Arzt kündigt Verfassungsbeschwerde an

Die Kassenärztliche Bundesvereinigung kritisierte die Entscheidung in ihrer Presseerklärung vom 28. August 2025 als „unverhältnismäßig und überzogen“ und forderte eine gesetzgeberische Klarstellung. Rechtsanwalt Jens Prütting von der Kanzlei Medlegal teilte mit, dass eine Verfassungsbeschwerde bereits vorbereitet werde. Die Verordnungen seien medizinisch indiziert, in der Apotheke eingelöst und von den Krankenkassen an die Apotheken erstattet worden. Sein Mandant zahle nunmehr einen existenzbedrohenden Betrag, obwohl die Krankenkassen diesen – bei korrekter Unterschrift – ohnehin hätte bezahlen müssen. 

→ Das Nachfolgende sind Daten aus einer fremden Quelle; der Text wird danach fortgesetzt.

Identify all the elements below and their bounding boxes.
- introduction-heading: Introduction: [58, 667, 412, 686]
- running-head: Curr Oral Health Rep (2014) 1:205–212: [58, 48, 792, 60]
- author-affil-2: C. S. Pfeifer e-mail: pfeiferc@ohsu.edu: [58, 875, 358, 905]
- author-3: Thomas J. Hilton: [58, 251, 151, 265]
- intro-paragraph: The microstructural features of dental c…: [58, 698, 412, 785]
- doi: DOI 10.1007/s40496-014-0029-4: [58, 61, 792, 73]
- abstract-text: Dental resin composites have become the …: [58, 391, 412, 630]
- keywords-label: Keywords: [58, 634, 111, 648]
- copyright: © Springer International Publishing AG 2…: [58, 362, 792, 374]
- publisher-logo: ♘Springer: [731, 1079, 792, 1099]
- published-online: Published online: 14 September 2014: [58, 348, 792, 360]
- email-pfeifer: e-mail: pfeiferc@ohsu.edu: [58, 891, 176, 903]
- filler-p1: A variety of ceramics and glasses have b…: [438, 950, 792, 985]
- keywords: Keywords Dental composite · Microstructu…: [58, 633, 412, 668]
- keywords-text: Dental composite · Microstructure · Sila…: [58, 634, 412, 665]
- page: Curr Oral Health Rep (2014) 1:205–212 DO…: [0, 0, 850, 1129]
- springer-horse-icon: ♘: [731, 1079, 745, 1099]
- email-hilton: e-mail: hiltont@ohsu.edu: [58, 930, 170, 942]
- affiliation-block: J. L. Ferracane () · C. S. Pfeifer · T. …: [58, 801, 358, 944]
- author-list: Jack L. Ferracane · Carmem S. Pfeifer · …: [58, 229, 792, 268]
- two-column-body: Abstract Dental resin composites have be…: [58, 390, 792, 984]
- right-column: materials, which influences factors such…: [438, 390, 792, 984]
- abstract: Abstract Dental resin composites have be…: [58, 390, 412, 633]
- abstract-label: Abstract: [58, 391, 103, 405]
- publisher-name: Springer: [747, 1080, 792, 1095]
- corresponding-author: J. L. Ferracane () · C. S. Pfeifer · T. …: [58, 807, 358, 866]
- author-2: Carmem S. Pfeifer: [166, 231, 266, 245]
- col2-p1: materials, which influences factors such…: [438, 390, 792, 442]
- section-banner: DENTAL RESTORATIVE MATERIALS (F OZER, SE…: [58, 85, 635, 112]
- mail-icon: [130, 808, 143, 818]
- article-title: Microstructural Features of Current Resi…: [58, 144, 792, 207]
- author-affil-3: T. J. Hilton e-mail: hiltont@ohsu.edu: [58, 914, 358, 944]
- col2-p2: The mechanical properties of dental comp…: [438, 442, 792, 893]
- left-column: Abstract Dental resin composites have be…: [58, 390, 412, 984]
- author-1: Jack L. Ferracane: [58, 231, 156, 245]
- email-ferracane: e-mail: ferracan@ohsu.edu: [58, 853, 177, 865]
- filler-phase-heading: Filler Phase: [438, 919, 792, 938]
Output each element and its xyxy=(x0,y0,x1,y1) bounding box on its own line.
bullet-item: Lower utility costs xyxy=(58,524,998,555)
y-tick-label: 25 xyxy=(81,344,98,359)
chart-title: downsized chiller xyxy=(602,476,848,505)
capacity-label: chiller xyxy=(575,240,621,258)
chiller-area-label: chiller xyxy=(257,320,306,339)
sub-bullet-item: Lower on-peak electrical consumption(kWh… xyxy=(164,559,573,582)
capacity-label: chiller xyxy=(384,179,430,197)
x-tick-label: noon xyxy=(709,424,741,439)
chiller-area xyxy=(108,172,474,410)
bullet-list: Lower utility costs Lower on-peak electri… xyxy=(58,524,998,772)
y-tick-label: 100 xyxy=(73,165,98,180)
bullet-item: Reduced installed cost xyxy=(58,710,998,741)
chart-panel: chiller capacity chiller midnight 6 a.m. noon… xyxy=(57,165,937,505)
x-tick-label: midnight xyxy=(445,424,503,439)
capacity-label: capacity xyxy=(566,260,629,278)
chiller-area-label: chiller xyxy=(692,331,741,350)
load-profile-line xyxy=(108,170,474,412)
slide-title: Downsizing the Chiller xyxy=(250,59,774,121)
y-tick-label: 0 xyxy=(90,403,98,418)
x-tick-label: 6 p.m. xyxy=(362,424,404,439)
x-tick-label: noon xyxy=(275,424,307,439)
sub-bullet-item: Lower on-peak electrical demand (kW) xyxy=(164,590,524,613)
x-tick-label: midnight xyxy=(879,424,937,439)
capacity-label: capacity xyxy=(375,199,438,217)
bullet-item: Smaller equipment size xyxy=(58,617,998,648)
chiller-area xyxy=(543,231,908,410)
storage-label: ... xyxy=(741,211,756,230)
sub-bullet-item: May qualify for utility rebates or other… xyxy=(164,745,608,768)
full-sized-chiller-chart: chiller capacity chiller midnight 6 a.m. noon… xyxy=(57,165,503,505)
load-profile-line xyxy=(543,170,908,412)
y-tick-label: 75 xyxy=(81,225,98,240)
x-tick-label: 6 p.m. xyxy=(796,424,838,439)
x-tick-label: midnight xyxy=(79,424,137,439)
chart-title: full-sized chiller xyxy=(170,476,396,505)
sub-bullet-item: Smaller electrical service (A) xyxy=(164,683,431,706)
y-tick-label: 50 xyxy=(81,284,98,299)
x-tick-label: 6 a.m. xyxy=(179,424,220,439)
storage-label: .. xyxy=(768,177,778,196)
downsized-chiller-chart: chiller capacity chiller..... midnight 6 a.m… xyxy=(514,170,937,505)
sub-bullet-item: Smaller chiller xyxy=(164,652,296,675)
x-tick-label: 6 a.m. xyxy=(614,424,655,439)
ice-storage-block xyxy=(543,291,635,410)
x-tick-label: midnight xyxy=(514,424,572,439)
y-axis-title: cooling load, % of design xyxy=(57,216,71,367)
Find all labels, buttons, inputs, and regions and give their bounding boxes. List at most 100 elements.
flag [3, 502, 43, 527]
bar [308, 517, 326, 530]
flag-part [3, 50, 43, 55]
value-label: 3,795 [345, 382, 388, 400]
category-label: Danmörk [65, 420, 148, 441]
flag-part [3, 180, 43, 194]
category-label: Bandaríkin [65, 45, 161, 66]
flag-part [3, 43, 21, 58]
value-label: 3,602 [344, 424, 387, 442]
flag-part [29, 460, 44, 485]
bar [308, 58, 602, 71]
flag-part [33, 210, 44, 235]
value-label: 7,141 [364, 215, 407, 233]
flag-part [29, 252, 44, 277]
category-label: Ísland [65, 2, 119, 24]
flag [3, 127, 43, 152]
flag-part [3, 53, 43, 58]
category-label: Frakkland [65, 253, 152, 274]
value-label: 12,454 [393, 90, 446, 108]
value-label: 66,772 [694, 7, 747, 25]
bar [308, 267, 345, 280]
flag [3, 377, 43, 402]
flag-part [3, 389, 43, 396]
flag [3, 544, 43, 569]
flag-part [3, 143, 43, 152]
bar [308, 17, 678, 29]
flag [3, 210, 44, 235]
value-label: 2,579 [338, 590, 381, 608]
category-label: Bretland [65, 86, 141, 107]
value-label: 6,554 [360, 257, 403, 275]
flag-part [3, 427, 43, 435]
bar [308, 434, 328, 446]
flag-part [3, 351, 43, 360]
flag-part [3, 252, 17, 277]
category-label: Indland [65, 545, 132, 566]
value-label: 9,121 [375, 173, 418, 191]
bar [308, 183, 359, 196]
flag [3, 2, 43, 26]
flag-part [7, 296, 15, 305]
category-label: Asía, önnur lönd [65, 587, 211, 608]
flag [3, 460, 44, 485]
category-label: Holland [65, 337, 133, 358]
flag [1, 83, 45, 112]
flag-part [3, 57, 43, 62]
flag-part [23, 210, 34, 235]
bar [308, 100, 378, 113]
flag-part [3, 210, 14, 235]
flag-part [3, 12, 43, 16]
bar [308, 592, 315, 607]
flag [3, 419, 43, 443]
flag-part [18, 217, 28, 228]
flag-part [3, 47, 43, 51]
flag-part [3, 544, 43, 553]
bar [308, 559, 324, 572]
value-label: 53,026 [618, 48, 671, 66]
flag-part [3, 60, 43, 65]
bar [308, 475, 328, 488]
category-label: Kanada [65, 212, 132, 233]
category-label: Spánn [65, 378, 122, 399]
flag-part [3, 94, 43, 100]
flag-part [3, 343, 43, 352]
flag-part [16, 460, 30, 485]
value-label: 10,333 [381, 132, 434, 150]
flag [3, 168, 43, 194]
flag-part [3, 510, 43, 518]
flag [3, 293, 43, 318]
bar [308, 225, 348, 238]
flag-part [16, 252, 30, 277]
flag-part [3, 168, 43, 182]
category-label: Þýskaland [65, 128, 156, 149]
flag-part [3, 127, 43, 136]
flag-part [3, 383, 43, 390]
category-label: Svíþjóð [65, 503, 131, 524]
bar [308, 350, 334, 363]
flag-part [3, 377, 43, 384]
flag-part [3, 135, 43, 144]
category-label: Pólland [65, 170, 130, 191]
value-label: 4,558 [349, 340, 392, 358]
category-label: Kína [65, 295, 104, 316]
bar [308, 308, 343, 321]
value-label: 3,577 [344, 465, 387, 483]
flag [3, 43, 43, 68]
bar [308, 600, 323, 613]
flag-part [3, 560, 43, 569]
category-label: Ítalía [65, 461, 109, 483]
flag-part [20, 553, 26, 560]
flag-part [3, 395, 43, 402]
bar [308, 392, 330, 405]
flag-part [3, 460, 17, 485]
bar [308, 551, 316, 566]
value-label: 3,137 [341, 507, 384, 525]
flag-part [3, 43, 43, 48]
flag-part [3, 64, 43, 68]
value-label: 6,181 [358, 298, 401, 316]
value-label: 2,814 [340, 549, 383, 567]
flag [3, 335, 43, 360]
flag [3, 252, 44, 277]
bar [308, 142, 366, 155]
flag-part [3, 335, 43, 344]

Der weitere Fortgang des Verfahrens bleibt somit abzuwarten. Die Entscheidung hat über den Einzelfall hinaus Bedeutung. Formale Anforderungen wie die Unterschrift oder qualifizierte elektronische Signatur sind wesentlicher Bestandteil der Gültigkeit einer Verordnung und – auch zum Schutz der Patientinnen und Patienten – zu beachten.